L'informatica entra nella scuola primaria: le nuove Indicazioni Nazionali recepiscono la Raccomandazione UE

L'informatica entra ufficialmente nel curricolo della scuola primaria con le nuove Indicazioni Nazionali, recependo la Raccomandazione UE del 2023.
L'informatica entra nella scuola primaria: le nuove Indicazioni Nazionali recepiscono la Raccomandazione UE

La pubblicazione in Gazzetta Ufficiale del decreto sulle Indicazioni Nazionali per il curricolo segna una svolta strutturale: l’informatica entra ufficialmente nella scuola primaria. L’annuncio è stato dato dal ministro dell’Istruzione e del Merito, Giuseppe Valditara, in occasione della Settimana nazionale delle discipline STEM, sottolineando la necessità di dotare gli alunni, fin dai primi anni di scolarizzazione, degli strumenti per interpretare la realtà digitale contemporanea.

La riforma recepisce puntualmente la Raccomandazione del Consiglio dell’Unione Europea del 23 novembre 2023, che ha sollecitato gli Stati membri a integrare l’insegnamento dell’informatica sin dall’inizio dell’istruzione obbligatoria. Bruxelles riconosce in questa disciplina una chiave di lettura indispensabile per decodificare il presente, andando oltre la semplice fruizione dei dispositivi.

L’obiettivo pedagogico è chiaro: formare cittadini capaci di esercitare un senso critico vigile, distinguendo le opportunità del web dalle insidie legate alla navigazione e alla gestione dei dati personali.

Non si tratta più soltanto di saper utilizzare un device, ma di comprendere la logica che lo governa, sviluppando consapevolezza e autonomia di giudizio in un contesto sempre più permeato da algoritmi e automazione.

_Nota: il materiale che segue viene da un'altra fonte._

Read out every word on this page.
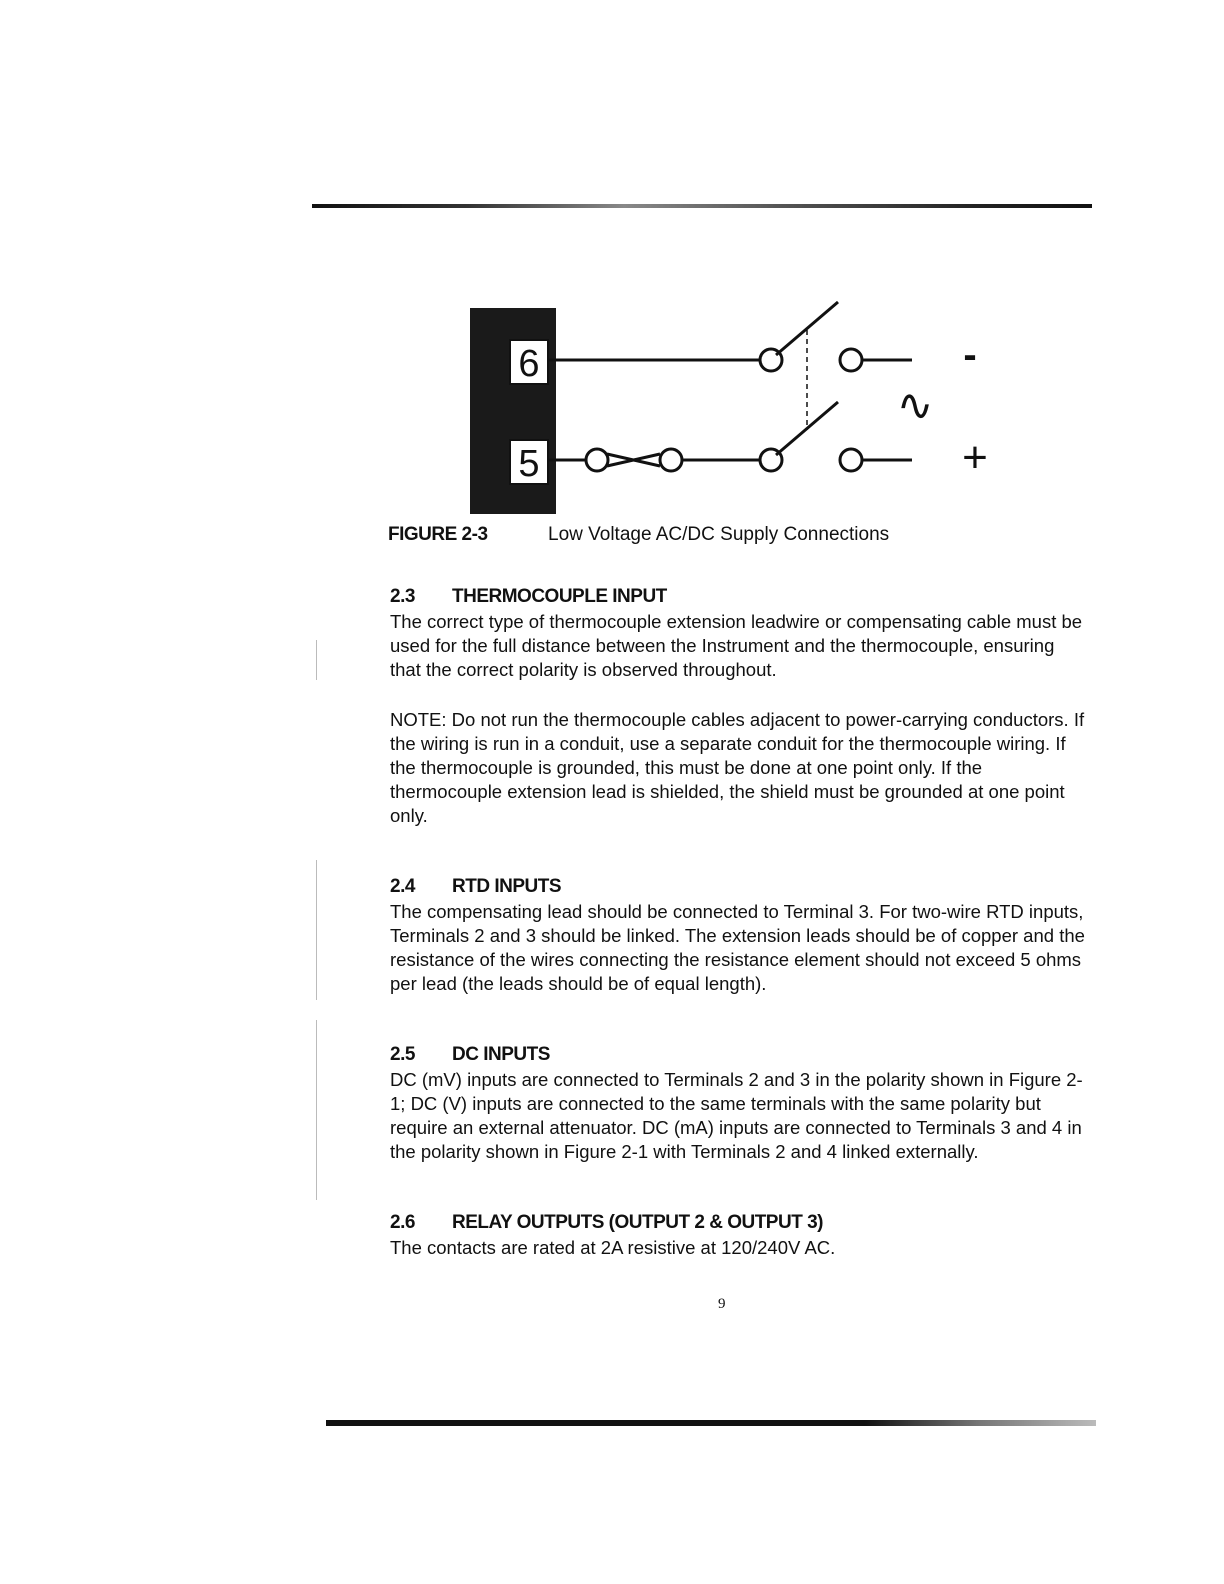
6
5
-
∿
+
FIGURE 2-3	Low Voltage AC/DC Supply Connections
2.3 THERMOCOUPLE INPUT

The correct type of thermocouple extension leadwire or compensating cable must be used for the full distance between the Instrument and the thermocouple, ensuring that the correct polarity is observed throughout.

NOTE: Do not run the thermocouple cables adjacent to power-carrying conductors. If the wiring is run in a conduit, use a separate conduit for the thermocouple wiring. If the thermocouple is grounded, this must be done at one point only. If the thermocouple extension lead is shielded, the shield must be grounded at one point only.

2.4 RTD INPUTS

The compensating lead should be connected to Terminal 3. For two-wire RTD inputs, Terminals 2 and 3 should be linked. The extension leads should be of copper and the resistance of the wires connecting the resistance element should not exceed 5 ohms per lead (the leads should be of equal length).

2.5 DC INPUTS

DC (mV) inputs are connected to Terminals 2 and 3 in the polarity shown in Figure 2-1; DC (V) inputs are connected to the same terminals with the same polarity but require an external attenuator. DC (mA) inputs are connected to Terminals 3 and 4 in the polarity shown in Figure 2-1 with Terminals 2 and 4 linked externally.

2.6 RELAY OUTPUTS (OUTPUT 2 & OUTPUT 3)

The contacts are rated at 2A resistive at 120/240V AC.

9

La distinzione tra digitale e informatico

Le nuove Indicazioni Nazionali introducono un chiarimento epistemologico fondamentale: il termine “digitale” designa la rappresentazione simbolica dei dati, mentre l’informatica si configura come la scienza dell’elaborazione automatica delle informazioni. Questa distinzione non è puramente terminologica, ma incide profondamente sull’impostazione didattica.

Nell’aula della primaria, l’alunno è chiamato ad abbandonare il ruolo di utente passivo delle interfacce grafiche per avvicinarsi ai processi di astrazione e organizzazione logica. I dispositivi informatici vengono presentati non come scatole magiche, ma come esecutori fedeli di procedimenti di calcolo ideati dall’uomo.

Questo approccio allena la mente alla precisione e alla sequenzialità, competenze trasversali che trovano applicazione in ogni ambito del sapere. L’informatica alla scuola primaria assume così un valore culturale profondo, superando la semplice fruizione tecnologica per costruire una comprensione autentica della logica che governa il mondo contemporaneo.

L’integrazione STEM nel primo ciclo

L’inserimento dell’informatica avviene all’interno dell’area dedicata all’istruzione integrata STEM, con l’obiettivo dichiarato di superare la frammentazione dei saperi. Il Ministero propone l’informatica come disciplina che fornisce metodi e linguaggi universali, indispensabili in una società dove gli algoritmi orientano decisioni economiche e sociali.

La scuola dell’infanzia e il primo ciclo di istruzione diventano il laboratorio in cui si costruiscono le basi del pensiero computazionale. La novità sostanziale consiste nell’anticipazione: non si attende più la scuola secondaria per introdurre concetti fondanti, ma si scommette sulla plasticità cognitiva dei più piccoli per radicare una forma mentis orientata al problem solving.

Comprendere i procedimenti di calcolo e l’automazione diventa un atto di cittadinanza attiva, consentendo agli alunni di orientarsi consapevolmente nelle architetture digitali che permeano la quotidianità.